Он схватил чашку и отпил чай, обжёгся, закашлялся.
— А главное, и самое обидное, что на чужих фотографиях ты всё видишь, вкус-то у тебя есть. А сам? Сам?!
Как фотограф я не состоялся совсем. Но я долго ходил в фотокружок, уже даже не пытаясь фотографировать. Я честно попытался стать юным фотохудожником, но не вышло. Зато у меня появилось моё особое место и особая роль в жизни фотокружка. Я стал там на какое-то время признанным экспертом и критиком. Многие мои приятели по кружку показывали свои фотографии мне, прежде чем показывать их Начальнику. Да и сам Начальник часто со мной советовался, спрашивал моё мнение о том или ином снимке. Иногда мы спорили, и сильно.
Я поводил в кружке очень много времени. Знаю точно, что мой отец пару раз говорил с Начальником по телефону и даже один раз встретился с глазу на глаз. Видимо, родителей беспокоили мои многочасовые и почти ежедневные пропадания вне дома. Отец, после встречи с Начальником, стал спокойнее и лояльнее относиться к моим «занятиям».
— Так где же фотографии? — иногда иронично поддевал он меня, зная, что я по этому поводу переживаю.
А Начальник, после разговора с отцом, стал несколько ограничивать моё время в фотокружке. Но несильно.
Мы каждую неделю ходили в киноклуб. Там я увидел довольно много хороших фильмов. Какие-то мне категорически были непонятны, а Владимир Лаврентьевич был от них в восторге. Какие-то нравились мне, а ему не нравились вовсе.
— Ну, дядя, и что ты там нашёл? Вот ты объясни мне, — горячился он, — потрудись найти слова и объяснить мне, что ты нашёл в этом фильме. Давай!
И я пытался объяснить. Я впервые старался найти точные слова, которых от меня искренне ждал взрослый и авторитетный (для меня) человек. Я чувствовал, как это сложно, как я устаю от этих разговоров, но я любил эти наши споры. И очень гордился, когда удавалось что-то смутное выразить словами. А Начальник слушал. Меня в первый раз так слушали.

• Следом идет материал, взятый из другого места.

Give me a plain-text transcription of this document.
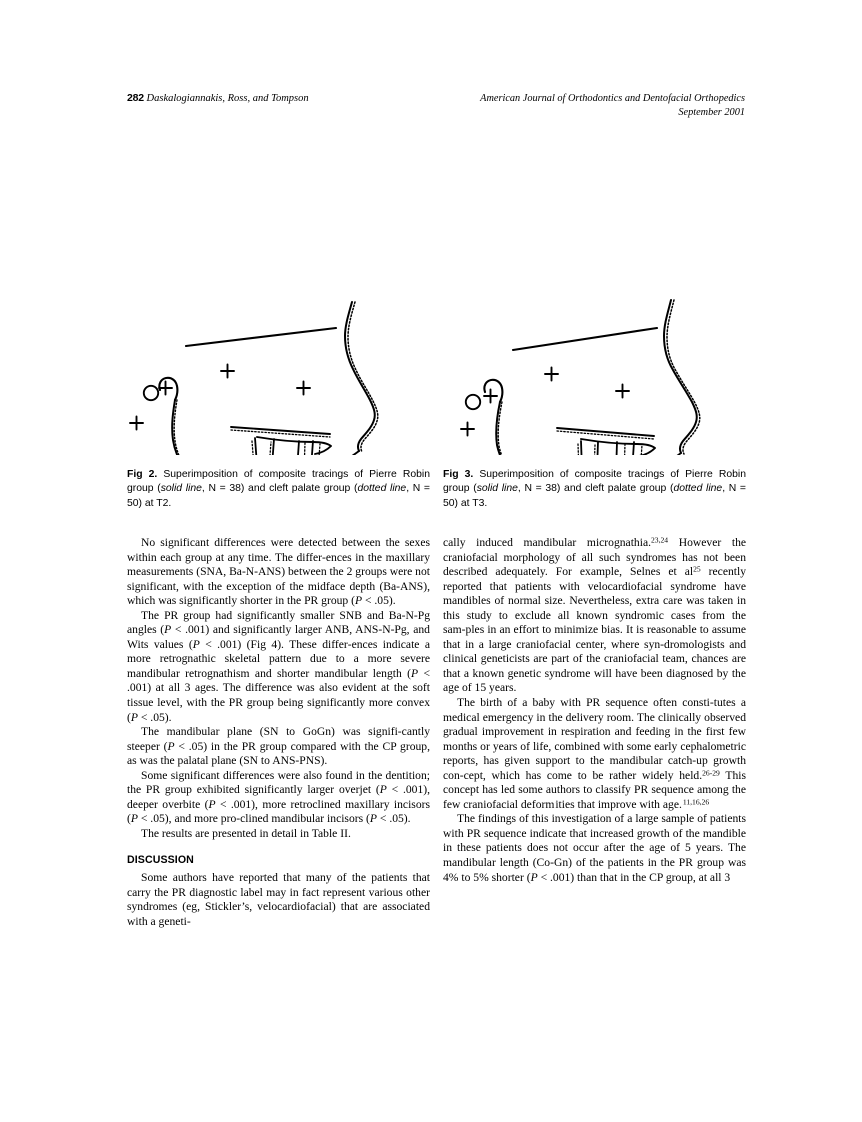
282 Daskalogiannakis, Ross, and Tompson	American Journal of Orthodontics and Dentofacial Orthopedics
September 2001
Fig 2. Superimposition of composite tracings of Pierre Robin group (solid line, N = 38) and cleft palate group (dotted line, N = 50) at T2.
Fig 3. Superimposition of composite tracings of Pierre Robin group (solid line, N = 38) and cleft palate group (dotted line, N = 50) at T3.

No significant differences were detected between the sexes within each group at any time. The differ‑ences in the maxillary measurements (SNA, Ba-N-ANS) between the 2 groups were not significant, with the exception of the midface depth (Ba-ANS), which was significantly shorter in the PR group (P < .05).

The PR group had significantly smaller SNB and Ba-N-Pg angles (P < .001) and significantly larger ANB, ANS-N-Pg, and Wits values (P < .001) (Fig 4). These differ‑ences indicate a more retrognathic skeletal pattern due to a more severe mandibular retrognathism and shorter mandibular length (P < .001) at all 3 ages. The difference was also evident at the soft tissue level, with the PR group being significantly more convex (P < .05).

The mandibular plane (SN to GoGn) was signifi‑cantly steeper (P < .05) in the PR group compared with the CP group, as was the palatal plane (SN to ANS-PNS).

Some significant differences were also found in the dentition; the PR group exhibited significantly larger overjet (P < .001), deeper overbite (P < .001), more retroclined maxillary incisors (P < .05), and more pro‑clined mandibular incisors (P < .05).

The results are presented in detail in Table II.

DISCUSSION

Some authors have reported that many of the patients that carry the PR diagnostic label may in fact represent various other syndromes (eg, Stickler’s, velocardiofacial) that are associated with a geneti-

cally induced mandibular micrognathia.$^{23,24}$ However the craniofacial morphology of all such syndromes has not been described adequately. For example, Selnes et $al^{25}$ recently reported that patients with velocardiofacial syndrome have mandibles of normal size. Nevertheless, extra care was taken in this study to exclude all known syndromic cases from the sam‑ples in an effort to minimize bias. It is reasonable to assume that in a large craniofacial center, where syn‑dromologists and clinical geneticists are part of the craniofacial team, chances are that a known genetic syndrome will have been diagnosed by the age of 15 years.

The birth of a baby with PR sequence often consti‑tutes a medical emergency in the delivery room. The clinically observed gradual improvement in respiration and feeding in the first few months or years of life, combined with some early cephalometric reports, has given support to the mandibular catch-up growth con‑cept, which has come to be rather widely held.$^{26-29}$ This concept has led some authors to classify PR sequence among the few craniofacial deform ities that improve with age. $^{11,16,26}$

The findings of this investigation of a large sample of patients with PR sequence indicate that increased growth of the mandible in these patients does not occur after the age of 5 years. The mandibular length (Co-Gn) of the patients in the PR group was 4% to 5% shorter (P < .001) than that in the CP group, at all 3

Владимир Лаврентьевич очень любил слушать музыку. Он много слушал разной музыки от «Битлз» и Высоцкого до опер Пучини и Верди. Только «Битлз» и Высоцкого он слушал чаще. Но его фонотека, по сравнению с моей, была хоть и больше, но сильно устаревшей. Я как-то принёс ему пару своих свежих записей того, что слушал сам тогда. Он очень чувствительно и радостно воспринял новое музыкальное впечатление. Я потом многие годы снабжал его новинками, и он почти всё, за редким исключением, принимал и слушал. Мы много говорили о музыке. Пили чай и говорили. Он был первым взрослым человеком в моей жизни, который также самозабвенно мог слушать и знать наизусть гитарные соло или мелодические ходы, как я. А ещё он к этому также как я серьёзно относился. Музыка сильно нас сблизила. Это была наша отдельная тема.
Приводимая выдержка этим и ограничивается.